27 - Par exploit en date du 22 janvier 2024, M. [E] a assigné en intervention forcée Mme [V] aux fins de la voir condamner solidairement avec la société Groupama à lui verser la somme de 14.044 € en réparation de son préjudice, outre la somme de 3.000 € sur le fondement de l'article 700 du code du procédure civile.

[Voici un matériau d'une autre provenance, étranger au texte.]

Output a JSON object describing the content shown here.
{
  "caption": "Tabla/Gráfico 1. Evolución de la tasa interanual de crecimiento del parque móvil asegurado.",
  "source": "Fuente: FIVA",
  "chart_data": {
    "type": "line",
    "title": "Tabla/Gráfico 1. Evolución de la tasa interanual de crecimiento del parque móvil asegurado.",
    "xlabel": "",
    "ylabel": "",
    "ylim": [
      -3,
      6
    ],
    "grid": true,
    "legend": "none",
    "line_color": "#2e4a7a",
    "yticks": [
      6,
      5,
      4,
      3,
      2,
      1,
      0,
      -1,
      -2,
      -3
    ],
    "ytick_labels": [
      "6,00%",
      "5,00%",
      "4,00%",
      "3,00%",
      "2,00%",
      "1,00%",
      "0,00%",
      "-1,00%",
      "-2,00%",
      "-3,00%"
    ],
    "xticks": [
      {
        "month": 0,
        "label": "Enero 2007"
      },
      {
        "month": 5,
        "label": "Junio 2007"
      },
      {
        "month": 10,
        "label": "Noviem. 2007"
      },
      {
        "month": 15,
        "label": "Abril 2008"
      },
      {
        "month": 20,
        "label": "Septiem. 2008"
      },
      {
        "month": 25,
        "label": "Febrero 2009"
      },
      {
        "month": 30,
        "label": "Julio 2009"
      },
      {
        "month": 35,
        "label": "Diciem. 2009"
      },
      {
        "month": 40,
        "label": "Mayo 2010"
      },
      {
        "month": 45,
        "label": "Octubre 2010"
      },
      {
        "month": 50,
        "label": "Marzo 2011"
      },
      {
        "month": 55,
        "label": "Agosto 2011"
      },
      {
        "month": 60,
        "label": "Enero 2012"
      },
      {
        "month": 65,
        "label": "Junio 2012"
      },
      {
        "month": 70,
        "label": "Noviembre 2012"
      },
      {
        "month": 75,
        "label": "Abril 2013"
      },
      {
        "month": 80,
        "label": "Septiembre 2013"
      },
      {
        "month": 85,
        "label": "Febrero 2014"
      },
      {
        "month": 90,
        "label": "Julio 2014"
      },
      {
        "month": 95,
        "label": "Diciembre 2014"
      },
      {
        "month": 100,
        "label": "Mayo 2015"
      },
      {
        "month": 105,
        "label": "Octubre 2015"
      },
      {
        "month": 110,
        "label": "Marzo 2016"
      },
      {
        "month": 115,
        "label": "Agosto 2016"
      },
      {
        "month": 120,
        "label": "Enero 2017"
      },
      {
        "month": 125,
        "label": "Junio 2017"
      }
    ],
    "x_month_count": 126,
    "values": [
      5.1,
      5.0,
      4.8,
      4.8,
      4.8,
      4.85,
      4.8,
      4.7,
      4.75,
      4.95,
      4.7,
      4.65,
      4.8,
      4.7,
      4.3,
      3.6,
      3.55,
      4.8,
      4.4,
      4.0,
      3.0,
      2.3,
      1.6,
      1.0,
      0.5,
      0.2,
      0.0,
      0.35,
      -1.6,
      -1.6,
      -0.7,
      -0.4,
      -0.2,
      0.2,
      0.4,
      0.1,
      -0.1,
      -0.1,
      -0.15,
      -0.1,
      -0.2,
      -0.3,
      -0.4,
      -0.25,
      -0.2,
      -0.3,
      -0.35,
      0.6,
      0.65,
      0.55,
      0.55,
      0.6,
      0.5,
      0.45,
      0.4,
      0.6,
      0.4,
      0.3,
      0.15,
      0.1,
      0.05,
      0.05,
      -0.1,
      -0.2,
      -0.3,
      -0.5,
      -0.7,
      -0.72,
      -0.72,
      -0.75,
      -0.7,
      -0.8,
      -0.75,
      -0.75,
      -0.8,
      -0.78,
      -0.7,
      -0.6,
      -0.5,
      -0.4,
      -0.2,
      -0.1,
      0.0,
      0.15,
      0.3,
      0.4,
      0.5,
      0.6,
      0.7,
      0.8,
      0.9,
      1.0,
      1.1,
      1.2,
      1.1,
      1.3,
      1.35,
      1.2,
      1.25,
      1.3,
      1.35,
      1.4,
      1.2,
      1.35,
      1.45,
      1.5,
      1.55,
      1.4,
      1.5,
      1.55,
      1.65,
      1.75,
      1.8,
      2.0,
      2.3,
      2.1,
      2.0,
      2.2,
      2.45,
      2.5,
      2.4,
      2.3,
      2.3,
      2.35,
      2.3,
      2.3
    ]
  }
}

28 - Contrairement à ce que soutient l'appelante, la lecture de l'assignation ne laisse pas de doute qu'elle ait été touchée en sa qualité d'assureur de Mme [L] [V], la compagnie n'ayant d'ailleurs pas relevé l'irrecevabilité de la demande en ce qu'elle n'était pas assureur de M. [M] [V] et ses conclusions ayant conduit M. [E] à assigner postérieurement Mme [L] [V] en intervention forcée et dénonciation à la compagnie d'assurance. Cette intervention forcée ne saurait valoir reconnaissance d'une erreur dans la qualité d'assureur de Mme [L] [V].
29 - L'assignation à l'encontre de l'appelante ayant été délivrée dans le délai décennal de prescription, l'action de M. [E] est recevable.
30 - En revanche, l'assignation en intervention forcée de Mme [L] [V] ayant été délivrée le 22 janvier 2024, soit postérieurement au 17 décembre 2023, terme du délai de prescription, l'action à son encontre est irrecevable.
31 - L'ordonnance déférée sera confirmée de ce chef.
III - Sur les demandes de la CPAM
32 - La cour qui est saisie en appel d'une ordonnance du juge de la mise en état n'a pas de pouvoir dé'vocation du fond du litige, qui nécessite des échanges de conclusions devant le tribunal judiciaire de Périgueux, saisi au fond.
33 - Ses demandes sont donc irrecevables.
IV - Sur les frais irrépétibles et les dépens
34 - La compagnie [Adresse 8] succombant en son appel serra condamnée aux dépens sans qu'il soit nécessaire de statuer sur les frais irrépétibles sollicités par la CPAM de la Dordogne.
PAR CES MOTIFS
La Cour,
Confirme l'ordonnance déférée,
Y ajoutant,
Déclare irrecevable les demandes de la CPAM de la Dordogne d'évoquer le fond du dossier,
Dit n'y avoir lieu à application de l'article 700 du code de procédure civile,
Condamne la compagnie [Adresse 8] aux dépens.
Le présent arrêt a été signé par Paule POIREL, présidente, et par Vincent BRUGERE, greffier, auquel la minute de la décision a été remise par le magistrat signataire.